Alors, Virginie se mit à pleurer. Il la prit dans ses bras, caressant d’une main les doux cheveux châtains de Virginie. Il aurait voulu être pétrifié, rester ainsi durant l’éternité, la sentant tellement proche de lui, il aurait voulu la protéger à tout jamais. Martin l’entendait sangloter sur son épaule, peu importe…Mais ils allaient devoir se séparer.
- Tu viendras me voir ? lui avait-il demandé.
- J’espère…mais tu pourras me voir dans ton cœur…avait-elle dit en posant sa fine main sur la poitrine de Martin.
- Ne t’inquiètes pas…je suis loin de t’oublier. »

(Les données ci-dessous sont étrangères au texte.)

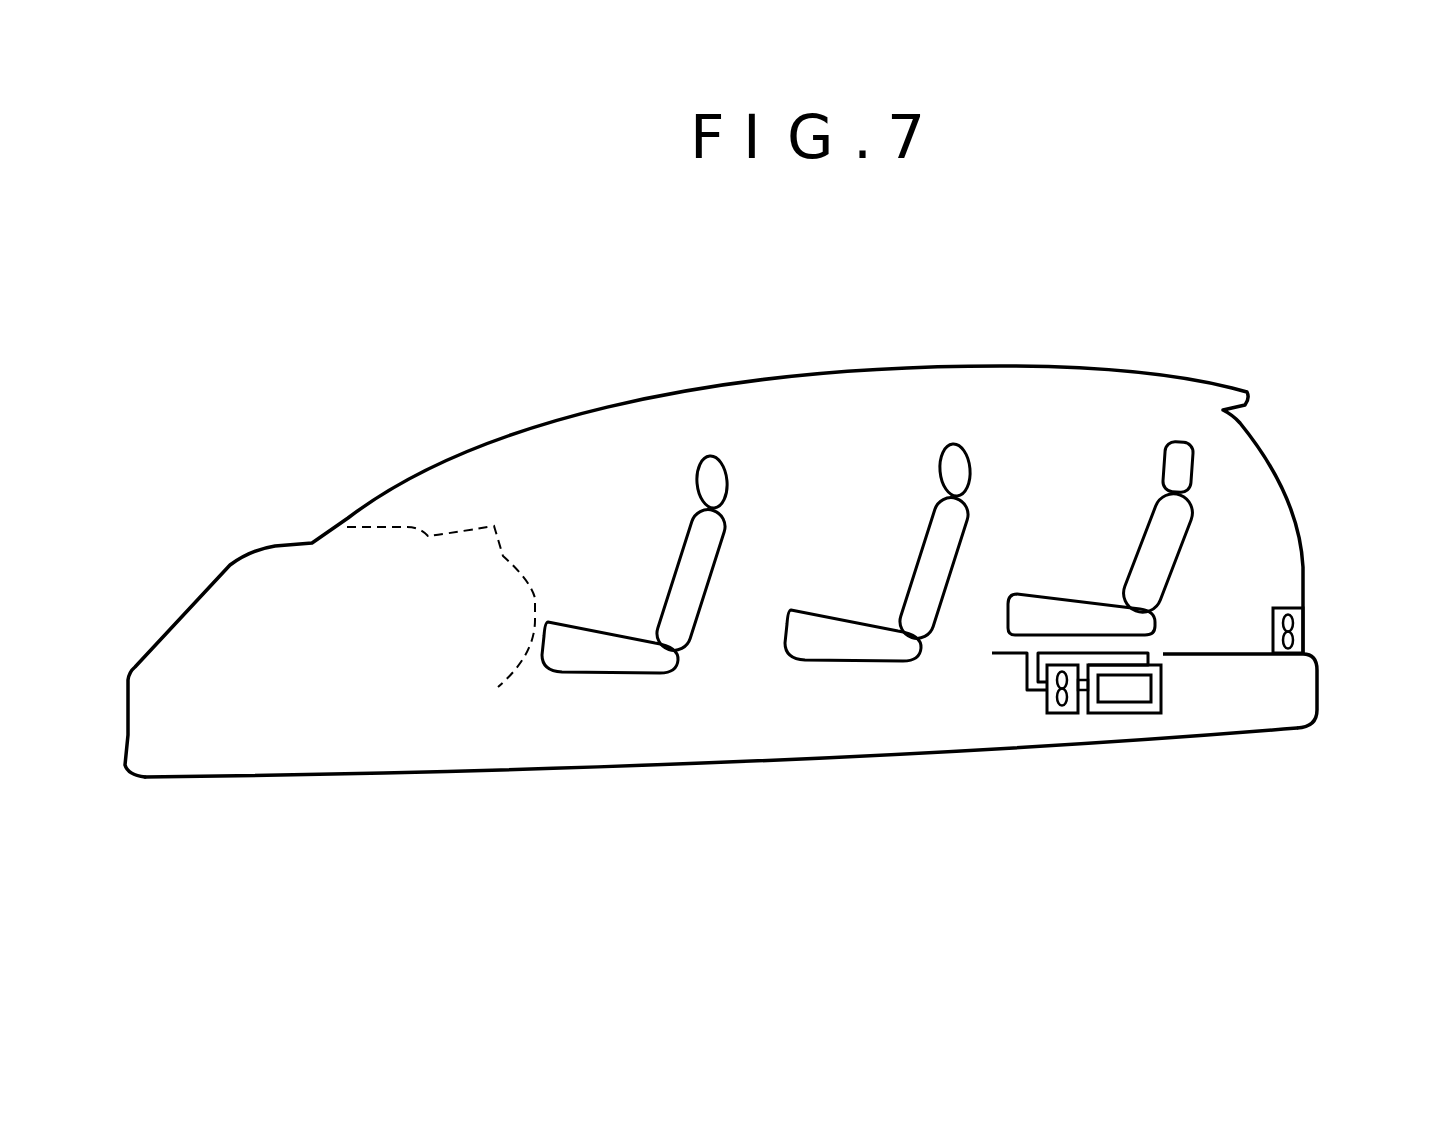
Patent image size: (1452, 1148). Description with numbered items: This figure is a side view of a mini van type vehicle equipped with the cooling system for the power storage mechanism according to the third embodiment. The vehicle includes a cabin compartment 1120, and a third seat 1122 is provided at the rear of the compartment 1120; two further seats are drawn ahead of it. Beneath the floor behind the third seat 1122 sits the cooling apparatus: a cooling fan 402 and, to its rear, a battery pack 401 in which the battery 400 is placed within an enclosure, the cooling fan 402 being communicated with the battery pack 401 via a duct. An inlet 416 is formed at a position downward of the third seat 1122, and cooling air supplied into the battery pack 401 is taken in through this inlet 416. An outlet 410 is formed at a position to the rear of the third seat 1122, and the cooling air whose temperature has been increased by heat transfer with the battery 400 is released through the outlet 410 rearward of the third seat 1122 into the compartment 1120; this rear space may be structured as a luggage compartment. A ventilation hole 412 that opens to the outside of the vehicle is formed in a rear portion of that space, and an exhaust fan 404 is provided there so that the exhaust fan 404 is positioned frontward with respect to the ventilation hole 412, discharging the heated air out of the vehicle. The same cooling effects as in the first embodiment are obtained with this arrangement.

The cabin compartment 1120 is at (1070, 429).
The third seat 1122 is at (1138, 541).
The battery 400 is at (1162, 700).
The battery pack 401 is at (1103, 713).
The cooling fan 402 is at (1062, 713).
The exhaust fan 404 is at (1273, 657).
The outlet 410 is at (1157, 648).
The ventilation hole 412 is at (1304, 632).
The inlet 416 is at (1028, 652).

Et après un dernier baiser, Virginie dû partir. Elle traversa la route et, au lieu de s’en aller, lentement, elle se retourna. Leurs regards se croisèrent, échangeant des messages d’amour muets. Les larmes qui coulaient sur les joues blêmes de Virginie et ses cheveux dans le vent, la rendaient encore plus belle. Mais soudain, un grand autobus survint entre le deux jeunes personnes, coupant leur lien du regard. Et quand le bus partit, Virginie n’était plus là. Elle avait dû en profiter pour s’enfuir, afin d’échapper à davantage de souffrance…

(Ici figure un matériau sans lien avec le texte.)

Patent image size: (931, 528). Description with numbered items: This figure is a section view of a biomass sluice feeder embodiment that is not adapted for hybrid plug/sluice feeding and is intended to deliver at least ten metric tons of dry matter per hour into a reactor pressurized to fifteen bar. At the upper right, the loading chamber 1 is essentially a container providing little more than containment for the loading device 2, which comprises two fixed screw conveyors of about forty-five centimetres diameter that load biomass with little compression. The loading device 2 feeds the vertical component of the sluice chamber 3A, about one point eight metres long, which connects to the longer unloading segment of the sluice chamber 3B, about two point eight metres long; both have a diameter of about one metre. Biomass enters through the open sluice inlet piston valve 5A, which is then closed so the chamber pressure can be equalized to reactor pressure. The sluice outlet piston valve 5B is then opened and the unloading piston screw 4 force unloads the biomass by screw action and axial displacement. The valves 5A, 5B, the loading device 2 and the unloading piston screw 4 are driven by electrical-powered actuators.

Martin n’arrivait pas à s’admettre qu’il ne la reverrai plus jamais, rien que dans ses rêves les plus beaux. Il se sentait désemparé, abandonné par la vie, qui semblait avoir déguerpie comme une lâche, laissant Martin à lui-même. L’idée d’en finir tournait dans sa tête. Mais, il y avait le Royaume des Pierres qui comptait sur lui, Adiamanta, Séléné, les zvaïs, folways et tous les autres, même le monde entier indirectement. Il continuait à marcher dans la rue, tel un zombie, surtout qu’il n’avait pas dormi deux nuits durant, il n’y était pas arrivé, car la tristesse le rongeait, comme le disait Adiamanta. Il eut une soudaine envie de retourner au Royaume des Pierres, parler avec Séléné, découvrir davantage ce monde…il voulait se changer les idées, avant que ses idées ne le changent.
« - En espérant que je sois bientôt convoqué… »
Concernant, ses quatre amis, il savait seulement que Simon partait en vacances et que les autres restaient chez eux.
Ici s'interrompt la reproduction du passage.